Sunday, May 22, 2011
Heat and Southern Writers
I don't know whether it's true or not, but I've read arguments that air conditioning killed off great Southern writing. Not literally, of course. No one actually died. What has disappeared is a stream of great, innovative novels by writers like William Faulkner.
I don't know whether I agree with this argument. In any given age, you have thousands of writers, only a few of whom survive for more than a year or two and even fewer, if any, who survive beyond their lifetime. Then, to take it one step further, when you look at the truly great authors, they generally had a great period. Wordsworth had written his greatest poetry by the time he turned 40. Fitzgerald died at 44, so it's hard to say, but he wrote a lot of mediocre short stories to make money, though some people think his unfinished novel The Last Tycoon lived up to his earlier promise.

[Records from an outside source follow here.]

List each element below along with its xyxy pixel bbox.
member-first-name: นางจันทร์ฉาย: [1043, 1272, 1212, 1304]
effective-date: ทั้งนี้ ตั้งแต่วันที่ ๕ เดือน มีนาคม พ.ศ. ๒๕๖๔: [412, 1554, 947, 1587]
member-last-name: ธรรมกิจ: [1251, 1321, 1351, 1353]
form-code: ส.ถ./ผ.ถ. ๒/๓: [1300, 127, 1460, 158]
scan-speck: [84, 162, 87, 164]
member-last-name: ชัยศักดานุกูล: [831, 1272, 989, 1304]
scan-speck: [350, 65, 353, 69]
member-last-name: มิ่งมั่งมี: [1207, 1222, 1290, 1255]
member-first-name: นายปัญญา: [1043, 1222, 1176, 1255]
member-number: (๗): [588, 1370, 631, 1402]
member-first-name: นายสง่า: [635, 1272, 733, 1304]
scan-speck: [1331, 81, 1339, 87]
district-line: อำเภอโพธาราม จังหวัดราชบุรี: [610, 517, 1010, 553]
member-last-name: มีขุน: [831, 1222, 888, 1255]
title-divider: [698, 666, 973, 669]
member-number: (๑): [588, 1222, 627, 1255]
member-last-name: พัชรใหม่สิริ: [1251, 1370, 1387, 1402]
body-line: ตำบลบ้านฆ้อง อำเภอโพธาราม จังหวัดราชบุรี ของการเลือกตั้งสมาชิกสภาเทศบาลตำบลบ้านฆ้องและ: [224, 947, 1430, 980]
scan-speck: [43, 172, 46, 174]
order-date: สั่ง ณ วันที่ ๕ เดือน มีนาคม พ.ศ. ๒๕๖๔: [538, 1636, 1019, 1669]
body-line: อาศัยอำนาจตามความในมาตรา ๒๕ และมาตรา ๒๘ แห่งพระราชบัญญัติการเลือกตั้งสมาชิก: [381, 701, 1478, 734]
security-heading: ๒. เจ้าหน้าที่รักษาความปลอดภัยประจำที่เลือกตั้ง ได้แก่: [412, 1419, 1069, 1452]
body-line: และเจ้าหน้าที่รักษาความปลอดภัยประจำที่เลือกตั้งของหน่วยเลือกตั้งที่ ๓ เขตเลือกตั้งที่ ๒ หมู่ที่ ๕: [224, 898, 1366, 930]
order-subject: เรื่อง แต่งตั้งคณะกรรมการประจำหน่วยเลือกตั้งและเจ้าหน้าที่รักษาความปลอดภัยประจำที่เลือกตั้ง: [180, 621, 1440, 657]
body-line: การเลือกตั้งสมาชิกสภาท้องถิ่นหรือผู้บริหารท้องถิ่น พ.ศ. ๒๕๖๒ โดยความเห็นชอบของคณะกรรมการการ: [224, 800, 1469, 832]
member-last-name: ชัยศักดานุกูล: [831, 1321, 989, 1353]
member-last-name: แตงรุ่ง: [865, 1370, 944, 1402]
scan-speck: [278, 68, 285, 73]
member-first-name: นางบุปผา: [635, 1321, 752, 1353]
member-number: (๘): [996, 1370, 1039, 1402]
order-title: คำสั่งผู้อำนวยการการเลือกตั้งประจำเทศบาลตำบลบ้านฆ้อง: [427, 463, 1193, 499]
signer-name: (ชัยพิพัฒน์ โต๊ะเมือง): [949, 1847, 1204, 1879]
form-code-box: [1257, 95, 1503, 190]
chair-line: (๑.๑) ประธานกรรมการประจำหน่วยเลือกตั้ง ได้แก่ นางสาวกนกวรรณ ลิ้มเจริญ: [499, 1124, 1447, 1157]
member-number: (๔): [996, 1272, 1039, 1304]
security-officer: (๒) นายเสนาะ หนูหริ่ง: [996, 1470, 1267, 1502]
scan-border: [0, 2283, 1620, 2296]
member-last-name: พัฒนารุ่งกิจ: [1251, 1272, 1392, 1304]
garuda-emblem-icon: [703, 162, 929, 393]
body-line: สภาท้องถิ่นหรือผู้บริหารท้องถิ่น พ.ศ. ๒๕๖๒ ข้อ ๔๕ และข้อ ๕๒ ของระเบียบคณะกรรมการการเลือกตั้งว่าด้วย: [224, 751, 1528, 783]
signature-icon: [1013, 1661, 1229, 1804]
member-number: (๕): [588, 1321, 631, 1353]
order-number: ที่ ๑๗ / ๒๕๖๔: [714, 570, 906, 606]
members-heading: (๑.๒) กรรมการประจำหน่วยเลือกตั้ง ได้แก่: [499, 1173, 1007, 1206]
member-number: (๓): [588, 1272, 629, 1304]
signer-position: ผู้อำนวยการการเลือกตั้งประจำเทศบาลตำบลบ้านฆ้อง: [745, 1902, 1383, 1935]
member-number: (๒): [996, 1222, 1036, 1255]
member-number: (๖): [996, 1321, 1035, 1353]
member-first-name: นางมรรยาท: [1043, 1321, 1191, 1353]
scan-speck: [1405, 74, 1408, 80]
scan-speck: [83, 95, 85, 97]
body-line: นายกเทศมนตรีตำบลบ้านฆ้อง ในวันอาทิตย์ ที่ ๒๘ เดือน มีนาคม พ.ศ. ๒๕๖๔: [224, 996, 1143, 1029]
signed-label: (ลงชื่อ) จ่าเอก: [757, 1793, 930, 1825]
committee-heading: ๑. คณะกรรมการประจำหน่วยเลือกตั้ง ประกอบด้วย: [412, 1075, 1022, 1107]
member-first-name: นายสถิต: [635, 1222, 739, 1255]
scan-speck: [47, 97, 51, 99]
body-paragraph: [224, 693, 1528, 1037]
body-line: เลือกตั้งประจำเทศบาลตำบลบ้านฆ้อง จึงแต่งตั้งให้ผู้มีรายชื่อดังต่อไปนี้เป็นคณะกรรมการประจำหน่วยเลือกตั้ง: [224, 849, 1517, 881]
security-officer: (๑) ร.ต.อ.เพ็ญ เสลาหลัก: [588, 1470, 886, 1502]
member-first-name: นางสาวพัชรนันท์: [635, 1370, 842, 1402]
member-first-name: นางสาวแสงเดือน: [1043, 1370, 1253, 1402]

My point is that, it's hard to explain how great artists emerge, whether through genius, which has to be part of it, or as a sign of the times they live in. Most wrote (or painted, etc.) in schools of some kind, out of which emerged movements that enabled both the movements and individual artists to become known by the public: the Harlem Renaissance, the Impressionists, the Transcendentalists, etc. The Renaissance of Shakespeare's day would certainly have been a great time to write and perform, so even though he didn't belong to a "school," he didn't write in a vacuum either.
Having excellent editors, whether they're professionals such as Charles Scribner or a fellow writer traveling in your circle for while can be the catalyst for producing great works as well. Look at Hemingway's manuscripts or consider Pound's effect on Yeats.
Still, on a day like this when the temperature is mid-nineties in mid-May, I find myself hoping and praying that refusing to turn on the air this early in the season proves to be the very thing that puts me into a hypnotic state and fuels my imagination so that I create worlds beyond this world, take readers to a place that makes them dream about the characters I birth and wake wanting more.
I would endure much for that. Who wouldn't?